With its long, bright tail, this object bears an uncanny resemblance to a comet, but it’s actually an active asteroid. New observations suggest the asteroid is spinning so quickly that it’s starting to break down and crumble, in what is a relatively rare cosmological phenomenon.
The object in question is known as asteroid (6478) Gault, and it has been known to astronomers since 1988. Gault is located about 214 million miles (344 million km) from the Sun, and it’s about 2.5 miles (4 km) wide. Up until now, it was just an ordinary, boring asteroid, but as new research set to be published in The Astrophysical Journal Letters shows, Gault has entered into self-destruct mode on account of its rapid spin.
Using the Hubble Space Telescope and other observatories, astronomers confirmed two distinctive material shedding events, one around October 28, 2018 and a second on December 30, 2018. This resulted in a pair of streamers that now trail behind Gault in a very comet-like manner. This recent and unexpected activity now classifies Gault as an active asteroid, as opposed to a run-of-the-mill asteroid that just floats idly in space. Active asteroids are quite rare. To date, only around 24 active asteroids have been observed by astronomers, and at a paltry rate of around one per year.
Comets, it’s worth pointing out, produce a tail, or coma, owing to solar radiation that melts off dust and gases.
“This self-destruction event is rare,” Olivier Hainaut, an astronomer from the European Southern Observatory in Germany, said in a Hubble press release. “Active and unstable asteroids such as Gault are only now being detected by means of new survey telescopes that scan the entire sky, which means asteroids such as Gault that are misbehaving cannot escape detection any more.”

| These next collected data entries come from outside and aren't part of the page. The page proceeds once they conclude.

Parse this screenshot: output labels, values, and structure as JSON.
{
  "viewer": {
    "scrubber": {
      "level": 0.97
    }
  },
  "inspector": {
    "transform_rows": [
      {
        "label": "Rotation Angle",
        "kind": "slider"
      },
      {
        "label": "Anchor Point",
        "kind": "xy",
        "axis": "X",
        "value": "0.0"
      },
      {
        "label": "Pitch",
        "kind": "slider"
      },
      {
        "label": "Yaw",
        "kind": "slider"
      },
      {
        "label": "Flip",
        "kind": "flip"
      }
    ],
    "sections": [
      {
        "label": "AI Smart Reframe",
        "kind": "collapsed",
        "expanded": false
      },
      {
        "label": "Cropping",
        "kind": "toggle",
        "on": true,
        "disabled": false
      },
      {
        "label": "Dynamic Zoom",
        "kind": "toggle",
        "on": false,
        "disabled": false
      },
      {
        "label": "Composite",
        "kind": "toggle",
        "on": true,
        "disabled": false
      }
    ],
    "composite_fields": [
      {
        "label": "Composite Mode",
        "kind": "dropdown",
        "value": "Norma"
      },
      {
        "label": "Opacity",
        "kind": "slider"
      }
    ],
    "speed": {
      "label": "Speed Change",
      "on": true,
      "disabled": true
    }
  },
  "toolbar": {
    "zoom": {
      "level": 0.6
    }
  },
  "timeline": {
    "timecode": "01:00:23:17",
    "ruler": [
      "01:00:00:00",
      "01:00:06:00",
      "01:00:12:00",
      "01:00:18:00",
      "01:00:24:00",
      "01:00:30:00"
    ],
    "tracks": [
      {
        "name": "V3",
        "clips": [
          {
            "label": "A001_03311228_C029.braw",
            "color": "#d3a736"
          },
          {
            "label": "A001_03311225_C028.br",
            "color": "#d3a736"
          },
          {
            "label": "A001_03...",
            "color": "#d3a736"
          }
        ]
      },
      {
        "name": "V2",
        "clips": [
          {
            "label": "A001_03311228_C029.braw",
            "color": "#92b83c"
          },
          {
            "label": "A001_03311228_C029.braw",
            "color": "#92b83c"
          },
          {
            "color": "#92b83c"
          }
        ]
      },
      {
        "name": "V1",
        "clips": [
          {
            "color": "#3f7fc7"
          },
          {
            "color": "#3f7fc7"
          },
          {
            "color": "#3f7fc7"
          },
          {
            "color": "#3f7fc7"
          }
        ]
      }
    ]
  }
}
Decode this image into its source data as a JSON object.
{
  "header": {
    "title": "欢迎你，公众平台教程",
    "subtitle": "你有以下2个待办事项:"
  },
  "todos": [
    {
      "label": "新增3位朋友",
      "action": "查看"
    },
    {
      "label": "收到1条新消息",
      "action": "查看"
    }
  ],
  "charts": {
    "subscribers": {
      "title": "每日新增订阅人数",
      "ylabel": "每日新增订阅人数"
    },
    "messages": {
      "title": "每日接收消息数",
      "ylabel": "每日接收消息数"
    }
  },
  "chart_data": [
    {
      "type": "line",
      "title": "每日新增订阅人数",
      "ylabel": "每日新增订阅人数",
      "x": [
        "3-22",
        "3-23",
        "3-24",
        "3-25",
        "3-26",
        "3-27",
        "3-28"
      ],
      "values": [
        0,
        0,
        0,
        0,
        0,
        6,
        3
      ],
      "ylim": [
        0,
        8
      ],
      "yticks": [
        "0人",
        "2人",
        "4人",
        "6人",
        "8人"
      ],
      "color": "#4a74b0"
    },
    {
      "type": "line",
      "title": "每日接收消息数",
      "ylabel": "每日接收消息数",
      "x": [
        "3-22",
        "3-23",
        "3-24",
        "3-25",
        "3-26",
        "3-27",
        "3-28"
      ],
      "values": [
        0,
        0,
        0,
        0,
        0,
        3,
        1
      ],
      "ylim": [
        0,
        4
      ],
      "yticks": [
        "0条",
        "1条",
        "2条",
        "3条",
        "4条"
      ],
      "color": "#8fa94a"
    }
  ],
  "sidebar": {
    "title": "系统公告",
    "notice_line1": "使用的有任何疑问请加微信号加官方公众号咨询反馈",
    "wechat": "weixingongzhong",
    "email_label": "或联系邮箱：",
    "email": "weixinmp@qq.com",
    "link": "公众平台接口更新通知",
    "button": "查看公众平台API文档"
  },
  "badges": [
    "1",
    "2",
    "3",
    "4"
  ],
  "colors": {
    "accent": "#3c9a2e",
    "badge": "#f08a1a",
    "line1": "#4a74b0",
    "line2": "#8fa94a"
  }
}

The reason for its sudden spin is on account of the YORP effect (which stands for “Yarkovsky–O’Keefe–Radzievskii–Paddack effect,” so yeah, we’ll happily stick to the acronym). NASA explained YORP in a press release:
When sunlight heats an asteroid, infrared radiation escaping from its warmed surface carries off angular momentum as well as heat. This process creates a tiny torque that can cause the asteroid to continually spin faster. When the resulting centrifugal force starts to overcome gravity, the asteroid’s surface becomes unstable, and landslides may send dust and rubble drifting into space at a couple miles per hour, or the speed of a strolling human. The researchers estimate that Gault could have been slowly spinning up for more than 100 million years.
Importantly, the astronomers found no sign of a nearby object near Gault, which rules out a collision with another asteroid or comet as the cause of the streamers, and further evidence that YORP is the reason for its sudden burst of nihilistic activity. It’s a shame YORP doesn’t happen more often, because I’m suddenly enjoying the word YORP in an unhealthy way.
Astronomy needs more YORP. I need more YORP.
YORP, YORP, YORP.
Anyhoo, it took a veritable village to make and confirm this observation. The tail was first observed on January 9, 2019 by the NASA-funded Asteroid Terrestrial-Impact Last Alert System (ATLAS) telescope in Hawaii. The discovery prompted astronomers to take a look at archival data, and sure enough, there were signs of the tail in both ATLAS data and in observations made with the Pan-STARRS telescope, also in Hawaii. Further confirmations were made with the Canada–France–Hawaii Telescope in Hawaii, the Isaac Newton Telescope in Spain, among other contributors.
Followup observations revealed a two-hour rotation period for Gault, which is pretty much the maximum spin rate an asteroid can bear before material starts to crumble and slip away the surface.
“Gault is the best ‘smoking-gun’ example of a fast rotator right at the two-hour limit,” study lead author Jan Kleyna from the University of Hawaii in the Hubble said in a press statement. “It could have been on the brink of instability for 10 million years. Even a tiny disturbance, like a small impact from a pebble, might have triggered the recent outbursts.”
Dust released from Gault occurred in a few short bursts, ranging from a few hours to a few days. A decent amount of debris was lost as a result; the astronomers estimate that, if all the debris were collected and compacted into a single mass, it would form a rock about 500 feet (150 meters) wide.
The resulting tails are surprisingly long. The longer of the two tails is about 500,000 miles (800,000 km) long, and approximately 3,000 miles (4,800 km) wide. The shorter streamer is about a quarter as long. The tails are expected to disappear in a few months.
The team will now keep a close eye on the self-destructing Gault, watching carefully for future shedding events and new tails. With more information, the team should be able to devise an estimate for how much longer Gault might last before it completely unravels.